За Дунаем
Шрифт:
14
Фацбай, которому Бабу поручил старика-болгарина, был занят арестованным товарищем и совсем забыл о Петре. А тот подождал, подождал, а потом взял да и
пошел. Ходить ему было не привыкать, заблудиться не мог, все эти места он знал хорошо.
Отойдя от бивуака, он спустился по крутому склону в балку. Здесь старик решил передохнуть, а вечером двинуться дальше, с тем, чтобы за ночь дойти до села, в котором жил брат. Иванна, наверное, уже там
Сбросив суму на землю, Петр улегся в тени под кустом. закрыл глаза и вспомнил о своем доме. Разграбят его турки, а то возьмут и сожгут. Если русские не одолеют их, то всем пришла смерть. О себе, конечно, Петр не думал. Ему, как он говорил, давно пришло время умереть. А что станется с Иванной? Неизвестно, где и Христо. Может, сын уже сложил свою голову и некому его похоронить?

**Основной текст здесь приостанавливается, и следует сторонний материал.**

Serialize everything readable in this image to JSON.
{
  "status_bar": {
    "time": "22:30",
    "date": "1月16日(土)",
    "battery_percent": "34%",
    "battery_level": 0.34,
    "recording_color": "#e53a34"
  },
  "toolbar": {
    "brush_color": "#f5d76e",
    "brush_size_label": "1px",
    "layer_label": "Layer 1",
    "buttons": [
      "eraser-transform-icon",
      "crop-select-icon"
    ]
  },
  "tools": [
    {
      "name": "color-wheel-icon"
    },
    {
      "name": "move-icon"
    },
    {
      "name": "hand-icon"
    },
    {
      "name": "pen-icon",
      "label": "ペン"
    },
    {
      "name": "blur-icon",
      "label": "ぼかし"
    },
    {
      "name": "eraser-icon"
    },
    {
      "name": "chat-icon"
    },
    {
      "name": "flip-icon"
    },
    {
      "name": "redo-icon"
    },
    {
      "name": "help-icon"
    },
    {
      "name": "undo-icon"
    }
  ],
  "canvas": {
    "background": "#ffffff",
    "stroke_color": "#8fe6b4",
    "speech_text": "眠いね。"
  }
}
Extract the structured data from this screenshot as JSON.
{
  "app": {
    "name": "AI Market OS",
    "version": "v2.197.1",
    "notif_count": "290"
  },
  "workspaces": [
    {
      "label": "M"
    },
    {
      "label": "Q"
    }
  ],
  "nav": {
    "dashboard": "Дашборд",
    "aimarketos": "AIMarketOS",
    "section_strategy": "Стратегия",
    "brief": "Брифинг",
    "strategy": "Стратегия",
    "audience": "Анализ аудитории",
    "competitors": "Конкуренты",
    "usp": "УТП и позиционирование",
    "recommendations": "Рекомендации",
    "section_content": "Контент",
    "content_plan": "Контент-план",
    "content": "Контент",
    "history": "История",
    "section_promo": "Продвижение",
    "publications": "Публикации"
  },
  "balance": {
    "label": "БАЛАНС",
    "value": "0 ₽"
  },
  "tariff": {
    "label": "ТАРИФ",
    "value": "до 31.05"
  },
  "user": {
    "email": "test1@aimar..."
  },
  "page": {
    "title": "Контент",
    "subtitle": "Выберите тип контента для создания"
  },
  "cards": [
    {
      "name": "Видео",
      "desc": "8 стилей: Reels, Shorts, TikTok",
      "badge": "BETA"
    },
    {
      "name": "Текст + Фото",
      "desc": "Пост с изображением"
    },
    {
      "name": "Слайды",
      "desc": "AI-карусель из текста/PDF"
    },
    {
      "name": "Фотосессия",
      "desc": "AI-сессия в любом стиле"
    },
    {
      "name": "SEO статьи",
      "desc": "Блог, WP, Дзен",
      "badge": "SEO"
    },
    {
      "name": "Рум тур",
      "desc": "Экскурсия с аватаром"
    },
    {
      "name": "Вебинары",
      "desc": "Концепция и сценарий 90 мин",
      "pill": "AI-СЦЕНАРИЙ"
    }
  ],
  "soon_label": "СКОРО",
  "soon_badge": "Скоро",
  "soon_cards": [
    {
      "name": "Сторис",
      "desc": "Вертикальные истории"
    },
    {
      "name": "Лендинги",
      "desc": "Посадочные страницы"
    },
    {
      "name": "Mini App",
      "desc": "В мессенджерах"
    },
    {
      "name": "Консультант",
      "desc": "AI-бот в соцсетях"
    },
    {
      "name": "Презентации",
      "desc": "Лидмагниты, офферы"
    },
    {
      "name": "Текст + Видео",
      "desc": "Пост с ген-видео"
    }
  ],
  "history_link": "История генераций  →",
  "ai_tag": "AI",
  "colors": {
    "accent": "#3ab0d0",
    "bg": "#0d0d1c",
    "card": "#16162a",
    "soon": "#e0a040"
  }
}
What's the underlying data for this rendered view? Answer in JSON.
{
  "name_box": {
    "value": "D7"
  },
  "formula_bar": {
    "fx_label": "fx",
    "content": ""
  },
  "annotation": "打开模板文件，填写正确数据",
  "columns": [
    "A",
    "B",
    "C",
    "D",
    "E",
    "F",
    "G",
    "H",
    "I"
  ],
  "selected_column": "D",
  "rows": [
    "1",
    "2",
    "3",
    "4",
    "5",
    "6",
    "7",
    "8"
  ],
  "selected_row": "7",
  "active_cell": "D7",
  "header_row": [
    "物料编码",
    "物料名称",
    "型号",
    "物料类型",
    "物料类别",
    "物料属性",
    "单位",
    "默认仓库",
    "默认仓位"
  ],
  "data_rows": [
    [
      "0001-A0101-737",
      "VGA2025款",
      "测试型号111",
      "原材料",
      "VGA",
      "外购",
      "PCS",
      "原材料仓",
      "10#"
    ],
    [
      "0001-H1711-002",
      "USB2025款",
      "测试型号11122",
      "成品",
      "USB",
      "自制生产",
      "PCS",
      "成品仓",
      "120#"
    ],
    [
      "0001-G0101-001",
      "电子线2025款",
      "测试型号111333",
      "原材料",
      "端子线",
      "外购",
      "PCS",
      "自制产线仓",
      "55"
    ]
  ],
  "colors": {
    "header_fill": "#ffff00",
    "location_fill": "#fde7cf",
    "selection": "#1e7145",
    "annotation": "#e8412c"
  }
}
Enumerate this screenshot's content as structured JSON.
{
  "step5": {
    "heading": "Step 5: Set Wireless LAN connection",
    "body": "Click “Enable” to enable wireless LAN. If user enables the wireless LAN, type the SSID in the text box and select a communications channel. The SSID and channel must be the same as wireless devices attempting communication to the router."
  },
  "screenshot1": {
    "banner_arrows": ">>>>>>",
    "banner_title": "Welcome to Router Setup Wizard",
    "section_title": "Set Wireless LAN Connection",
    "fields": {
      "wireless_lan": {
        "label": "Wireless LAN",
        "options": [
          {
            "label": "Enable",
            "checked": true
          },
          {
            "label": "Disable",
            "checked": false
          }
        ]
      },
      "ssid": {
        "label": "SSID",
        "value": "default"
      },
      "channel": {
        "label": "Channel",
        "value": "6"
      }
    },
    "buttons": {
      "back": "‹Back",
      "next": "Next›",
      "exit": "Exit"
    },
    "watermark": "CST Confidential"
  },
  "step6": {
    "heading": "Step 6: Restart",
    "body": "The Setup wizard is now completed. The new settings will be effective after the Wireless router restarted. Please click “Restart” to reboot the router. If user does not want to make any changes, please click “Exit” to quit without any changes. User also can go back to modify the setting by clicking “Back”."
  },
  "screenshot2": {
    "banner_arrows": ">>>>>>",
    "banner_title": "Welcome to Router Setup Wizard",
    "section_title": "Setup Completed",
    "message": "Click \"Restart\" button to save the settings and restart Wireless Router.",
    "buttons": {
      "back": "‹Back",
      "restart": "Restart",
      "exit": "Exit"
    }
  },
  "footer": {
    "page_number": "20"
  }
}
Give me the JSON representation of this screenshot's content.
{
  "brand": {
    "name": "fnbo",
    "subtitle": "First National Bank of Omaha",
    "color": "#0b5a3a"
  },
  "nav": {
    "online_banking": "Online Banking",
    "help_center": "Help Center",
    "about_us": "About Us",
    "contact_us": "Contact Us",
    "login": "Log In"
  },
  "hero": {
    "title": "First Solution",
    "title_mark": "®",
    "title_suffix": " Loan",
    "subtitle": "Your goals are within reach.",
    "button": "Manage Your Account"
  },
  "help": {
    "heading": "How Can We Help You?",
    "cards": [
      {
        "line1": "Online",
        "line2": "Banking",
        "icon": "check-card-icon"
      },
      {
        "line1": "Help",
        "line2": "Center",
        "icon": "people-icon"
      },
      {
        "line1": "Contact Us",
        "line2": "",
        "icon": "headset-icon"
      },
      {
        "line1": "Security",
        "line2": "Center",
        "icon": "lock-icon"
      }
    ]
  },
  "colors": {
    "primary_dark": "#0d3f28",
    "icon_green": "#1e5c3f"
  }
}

По небу плыло облако. Неужели и раньше небо было такое голубое? Как же он не замечал этого? А облако легкое... Куда-то спешит! А что если и Христо наблюдает сейчас за ним? Но кто закрыл от него небо?
— Эй, ты кто?
Петр не нашел сил встать. Так и остался лежать; глаза закрылись сами, а голова повалилась на бок.
— Может, он мертв?
Старик хотел пошевелить рукой, но она — словно чужая.
— Да нет... Я сам видел, как он хлопал глазами. Ну-ка, давай поднимем его, ишь разлегся!
Петр слышал чужое дыхание и хотел сказать им, что жив, да язык прилип к гортани, и рот невозможно было разжать.
— Брось его к черту, видно, он пьян... Посмотри, нет ли у него в сумке табаку?
И тут Петр дернулся, открыл сначала глаз, потом другой.
— Э, да ты живой! А ну, старик, проснись...
Наконец Петр пришел в себя, тряхнул головой и
слабо проговорил:
— Напугали... Думал, турки напали.
Петр увидел перед собой двух незнакомцев и уставился на них.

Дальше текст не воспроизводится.